The restaurant industry has always been big on design especially when it comes to beach-inspired eateries.  And with the growing popularity of food shows such as Top Chef, the innovative style of many restaurants is on par with their eclectic menus. Take cues from these style-setters when you are designing your own coastal retreat.

Brent Bolthouse of LA nightlife fame is due to give birth to Bungalow, a new beachside lounge in a cottage at the Fairmont Miramar Hotel in Santa Monica.  The space is Baja chic complete with Mexican blankets, Moroccan tiles, rattan furniture and cozy fireplaces.

The patio, with its comfortable couches and rustic cocktail tables, will surely be the place to hang after a hard day at the beach.  Bolthouse plans to create some true beach atmosphere with the addition of acoustic performances featuring up-and-coming artists.

With its mix of rattan pendants, cabana striped chairs and marine-inspired accessories, the Surf Lodge in Montauk is the epitome of surfer chic.  New this summer is the Byron Restaurant at the Surf Lodge inspired by one of Australia’s most acclaimed surf spots on Byron Bay.

Teal painted floors and white tongue and groove walls are set against a fun backdrop of flipper artwork.

Red and blue striped chairs on the deck are a great place to enjoy a Corona with a twist of lime.

Fuego at the Hotel Maya in Long Beach takes Latin flair to new heights. From its beautifully patterned floor tiles and hanging glass pendants to the string lit-sailcloth shade, it has a wonderful summer ambiance.

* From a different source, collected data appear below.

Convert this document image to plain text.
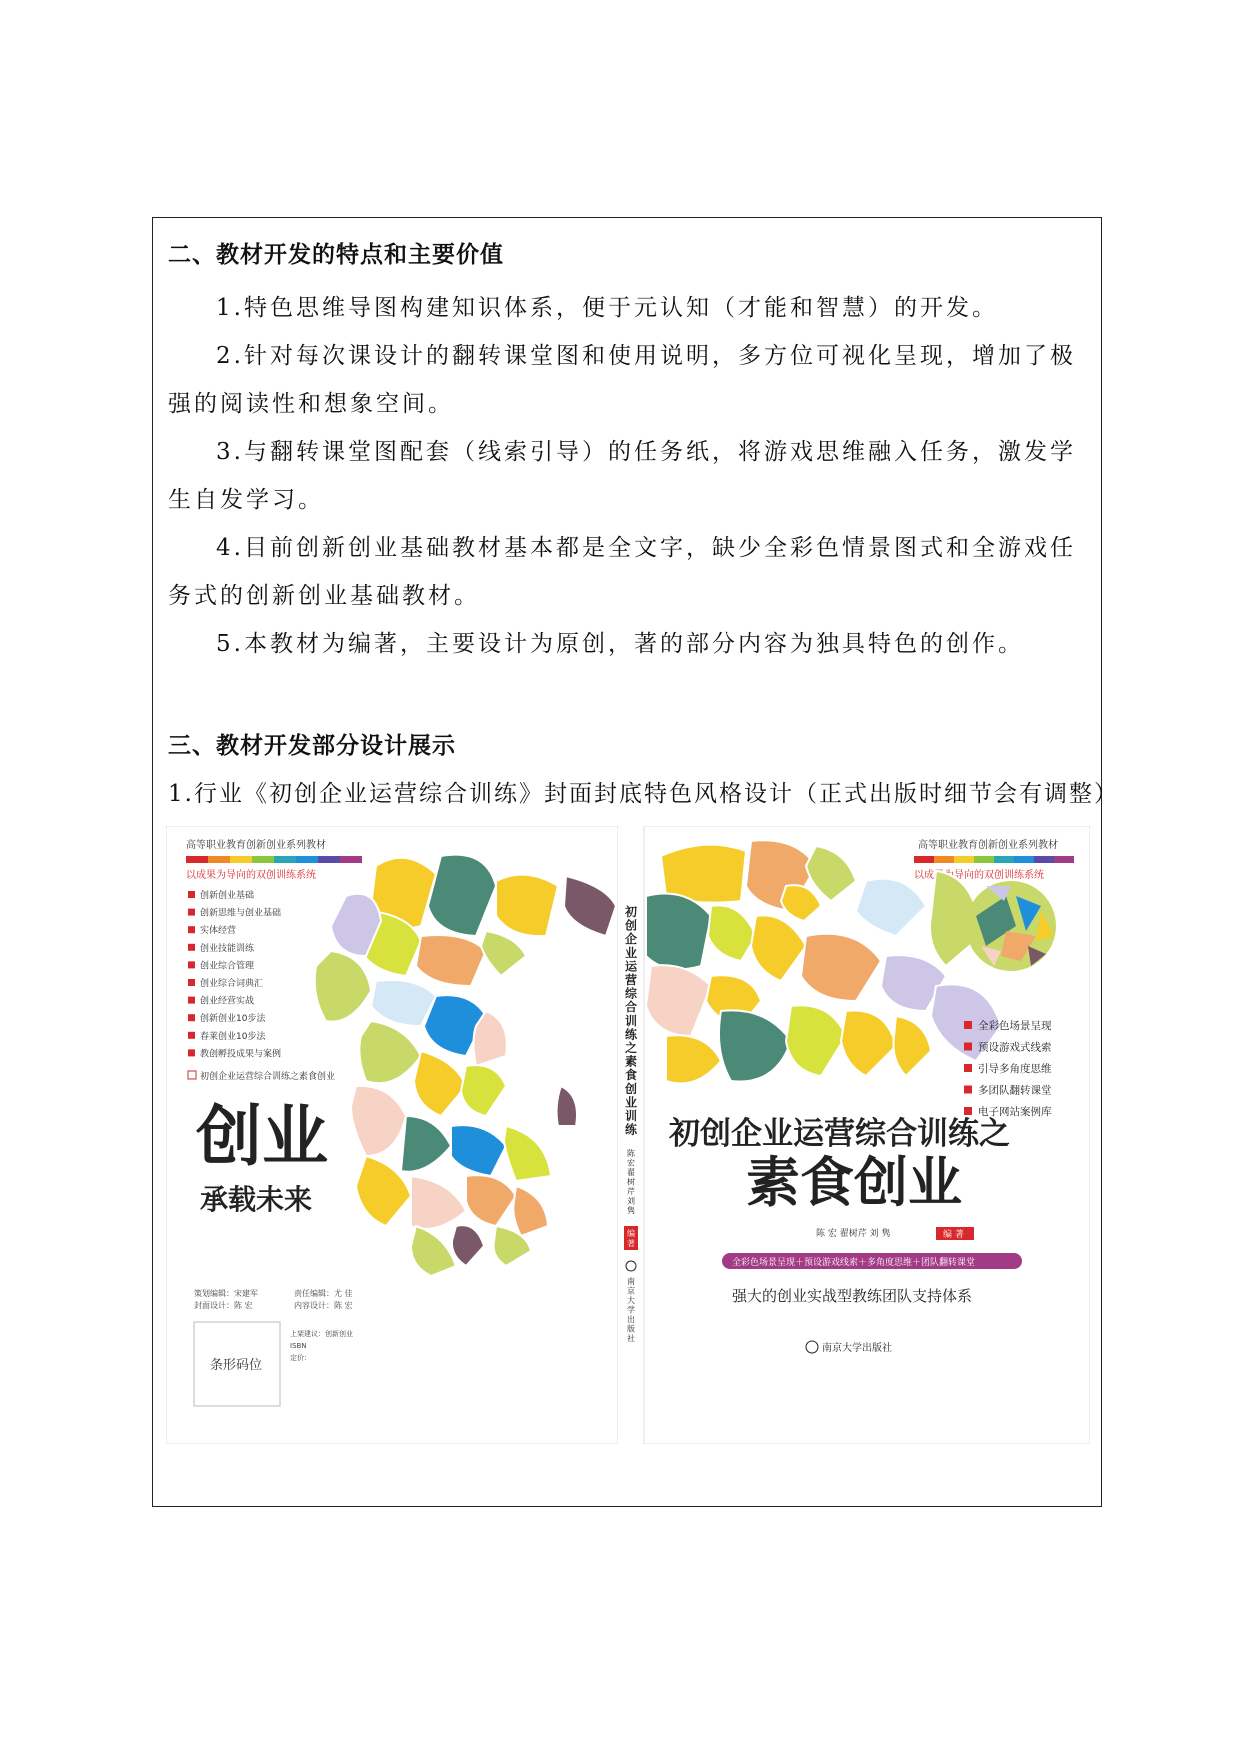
二、教材开发的特点和主要价值
1.特色思维导图构建知识体系，便于元认知（才能和智慧）的开发。
2.针对每次课设计的翻转课堂图和使用说明，多方位可视化呈现，增加了极强的阅读性和想象空间。
3.与翻转课堂图配套（线索引导）的任务纸，将游戏思维融入任务，激发学生自发学习。
4.目前创新创业基础教材基本都是全文字，缺少全彩色情景图式和全游戏任务式的创新创业基础教材。
5.本教材为编著，主要设计为原创，著的部分内容为独具特色的创作。
三、教材开发部分设计展示
1.行业《初创企业运营综合训练》封面封底特色风格设计（正式出版时细节会有调整）
高等职业教育创新创业系列教材
以成果为导向的双创训练系统
创新创业基础
创新思维与创业基础
实体经营
创业技能训练
创业综合管理
创业综合词典汇
创业经营实战
创新创业10步法
春莱创业10步法
教创孵投成果与案例
初创企业运营综合训练之素食创业
创业
承载未来
策划编辑：宋建军	责任编辑：尤 佳
封面设计：陈 宏	内容设计：陈 宏
条形码位
上架建议：创新创业
ISBN
定价：
初创企业运营综合训练之素食创业训练
陈宏翟树芹刘隽
编著
南京大学出版社
高等职业教育创新创业系列教材
以成果为导向的双创训练系统
全彩色场景呈现
预设游戏式线索
引导多角度思维
多团队翻转课堂
电子网站案例库
初创企业运营综合训练之
素食创业
陈 宏 翟树芹 刘 隽	编 著
全彩色场景呈现＋预设游戏线索＋多角度思维＋团队翻转课堂
强大的创业实战型教练团队支持体系
南京大学出版社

Perlas Seafood and Oyster Bar is a modern take on the nautical look. And believe it or not, it’s nowhere near the beach.  Located in the hip neighborhood of South Congress Street in Austin, close your eyes and it feels like you could be in a Pacific Northwest city in Washington or a quaint seaside town in Maine.

Bright sunny yellow and vibrant blue seating say seaside better than any other color combo.

White painted wicker stools are a great and affordable way to accommodate extra seating.  Check out the prized wall-mounted marlin that looks straight out of a 70s beach hideaway

The show piece of the space is the centrally-located aquarium filled with tropical fish and coral.

It’s not seaside but it sure feels that way at Atlanta’s the Optimist with a menu that focuses on sustainable seafood prepared in a wood-burning oven.  Adjacent is the Oyster Bar, “a more casual fish camp style venue, featuring an outdoor patio, live music and an oyster bar.”

The marine industrial look features chrome colored accessories and navy striped chairs with a hint of yellow.

The round cafe styled tables display unique red grainsack-looking stripes.

The bathroom corridor takes cues from sailcloth numbers or lifeguard towers.

Gabardine in Point Loma is Top Chef Brian Malarky’s new eaterie.   According to the website, it’s clever name is a result of the notion that the space is “a place where guests can GAB at the BAR and DINE.”  The retro beach vibe uses lighting mounted on fishing poles and images of backstroking Gabby, the restaurant’s whimsical swimming mascot.

Gabby is featured on most of the restaurants promotional items including its water classes.

SHOREbar in Santa Monica has a west coast and east coast mentality with its ‘Nantucket chic meets Santa Monica class’ decor. Designed by Rosetta Getty, blue stripes and white wood from the east coast dominate the design with vintage art and accessories included from the west.  It has great local flavor with each booth representing a local beach town such as Santa Barbara, Newport Beach and Catalina Island using photography and vintage maps.

If you have ever lived or visited the South Bay of Los Angeles, Good Stuff is a must.

Founded by water man Chris Bennett in 1979, the space features vintage surfboards, a monochromatic color scheme and framed photos of the Redondo, Hermosa and Manhattan Beach beach scenes showcasing the surfers, lifeguards and paddleboarders that the restaurant supports.

Hungry yet for some good beach eats?